A Colorado School of Mines team of 14 undergraduate students has advanced to the final competition weekend in SpaceX’s Hyperloop Pod Competition II in California later this summer.

Team DiggerLoop is made up of Mines seniors who are taking part in the competition for their CECS Senior Design Capstone project. They advanced after their design was reviewed for the final time by SpaceX engineers on March 21. This was one of several design reviews since November 2016.

The competition asked student teams from around the world to design a pod that can travel on SpaceX’s high-speed transportation Hyperloop track. Over 1,000 teams began their work last fall, and only 24 of them, including the Mines team, advanced to the final competition weekend.

Hyperloop is a high-speed transportation system currently being developed by SpaceX that would move both passengers and freight in pod-like vehicles through a reduced-pressure tube, allowing them to move faster than airplanes.

“We are definitely underdogs,” said Austin Genger, the Mines team’s project manager, and lead electrical engineer. “We are facing off against teams from Princeton and Purdue, and even a few international teams. Some teams are three times the size of ours and have nearly unlimited funding for their designs. We had to think and design uniquely to make sure we stood out from the rest, and make our presence known.”

The Mines team, which focused on workability, designed their pod using parts that can be bought off the shelf —not only to reduce costs, ut also to increase confidence in performance.

“We’re not reinventing the wheel,” said Ryan France, Team Diggerloop’s chief draftsman. “We’re using a hybrid motor from a Chevy Tahoe, and we’ve limited the custom parts we’ll need for the frame, some electrical systems and motor stability additions.”

France noted that other teams’ designs include all-custom parts, setting up a “David vs. Goliath” encounter in August when the teams test their designs at SpaceX headquarters in Hawthorne, California.

At the August competition weekend, the team will send their life-size pod, along with a test dummy as a passenger, down a 1,400-meter tube of Hyperloop track. The competition is “judged solely on one criteria: maximum speed with successful deceleration (i.e., without crashing),” according to the competition rules.

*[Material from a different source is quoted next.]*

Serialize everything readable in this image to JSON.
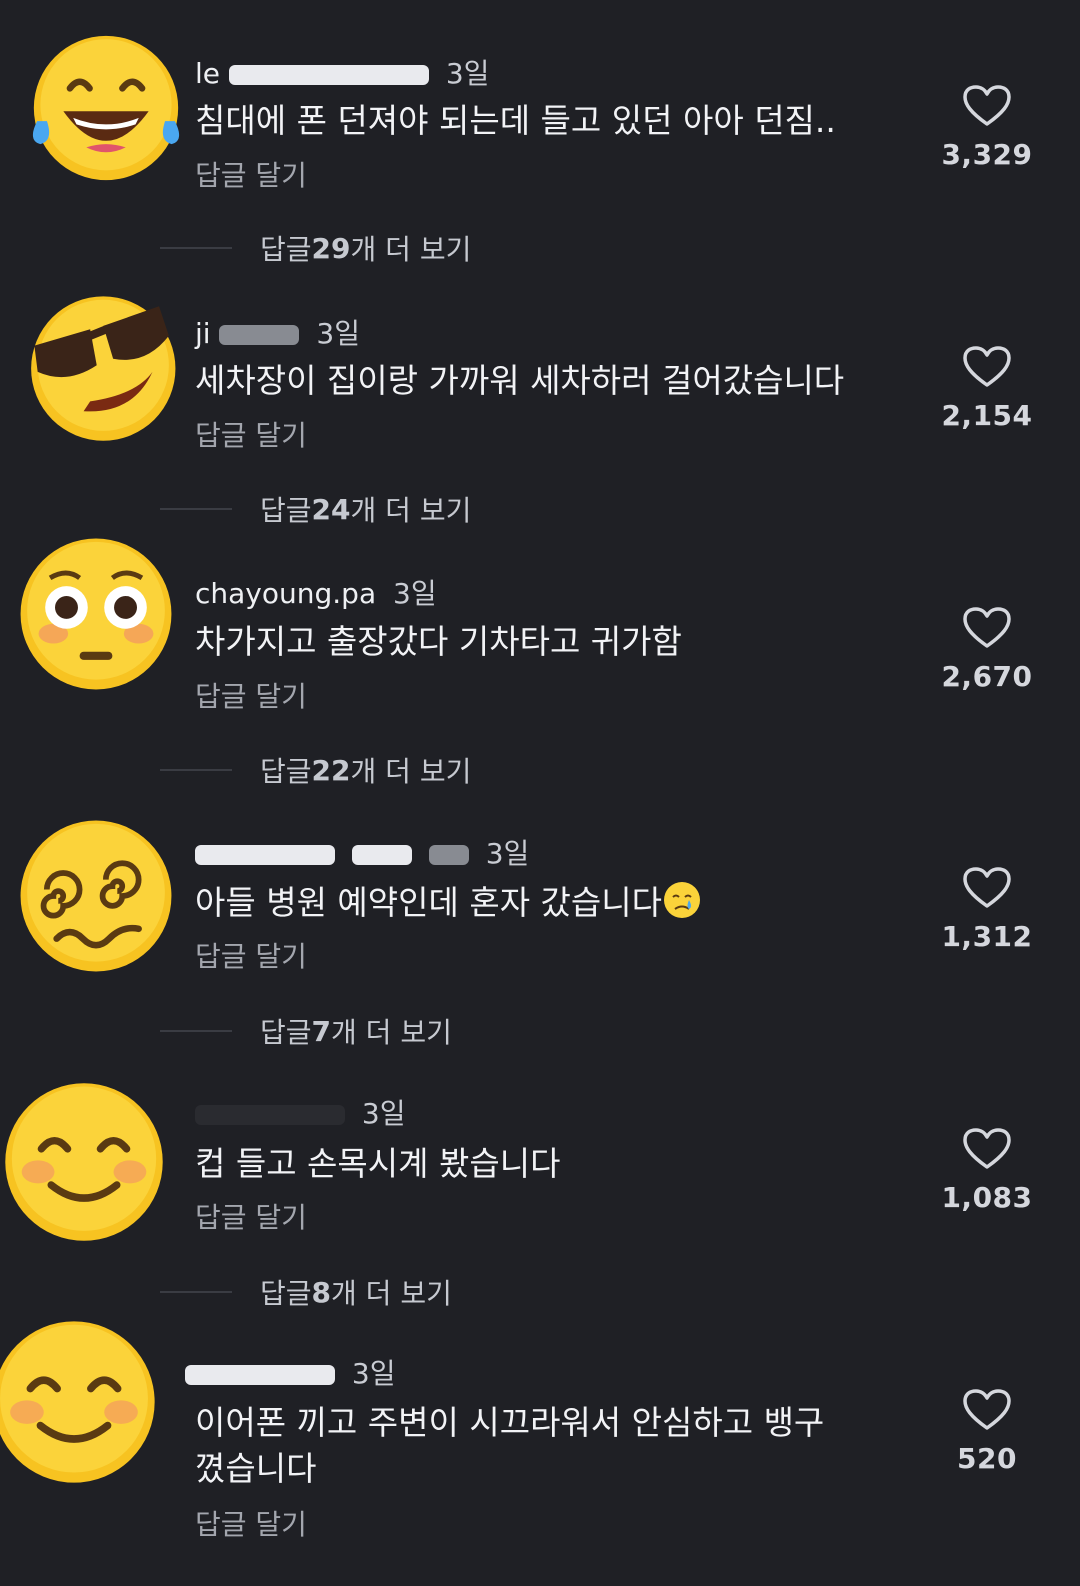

“Conservatively, our pod will reach 235 miles per hour, but we’re hoping for 260 mph,” said Karl Grueschow, the team’s chief engineer. The pod, starting from a standstill, has to reach a top speed and come to a complete stop within the 1,400-meter test track in order to be considered successful, all without crashing or breaking apart.

With the design phase of the competition over, the team must now begin construction of the pod, which could take over three months and cost up to $70,000. The team is currently fundraising for the build.

“Team DiggerLoop’s goal is to not only have the top-performing pod design in this competition but also to help develop a transportation system that could potentially change the future,” said Will Marquis, a team project manager. “However, none of this will be possible without financial support, and we are currently soliciting sponsorships and donations.”

Team members include mechanical engineering students James Bloomfield, Jacob Suter, Ryan France, Braiden Olds, Will Marquis, Christian Grundfor, Zach Melphy, Michael Lanahan, Jackie Knott, Karl Grueschow and Vincent Koch and electrical engineering students Jeremy Che, Tim Walker and Austin Genger.

Mechanical Engineering Teaching Professor Kristy Csavina serves as faculty advisor. Serving as technical advisors are Teaching Associate Professor Jered Dean, Assistant Professor Andrew Petruska and Teaching Associate Professor Robert Amaro in the Mechanical Engineering Department and Electrical Engineering Teaching Professor Jeff Schowalter.

“This team has worked extremely hard and effectively to iterate their design over the past six months, and they are one of the most professional student teams I have ever worked with,” Csavina said. “They are proactive, self-driven and they work well together as a team. I think all of those attributes, along with being incredibly smart, have helped them advance this far. Each student brings a different and important skill set to the team, and they have a unique synergy that has driven them forward since the start of this project.”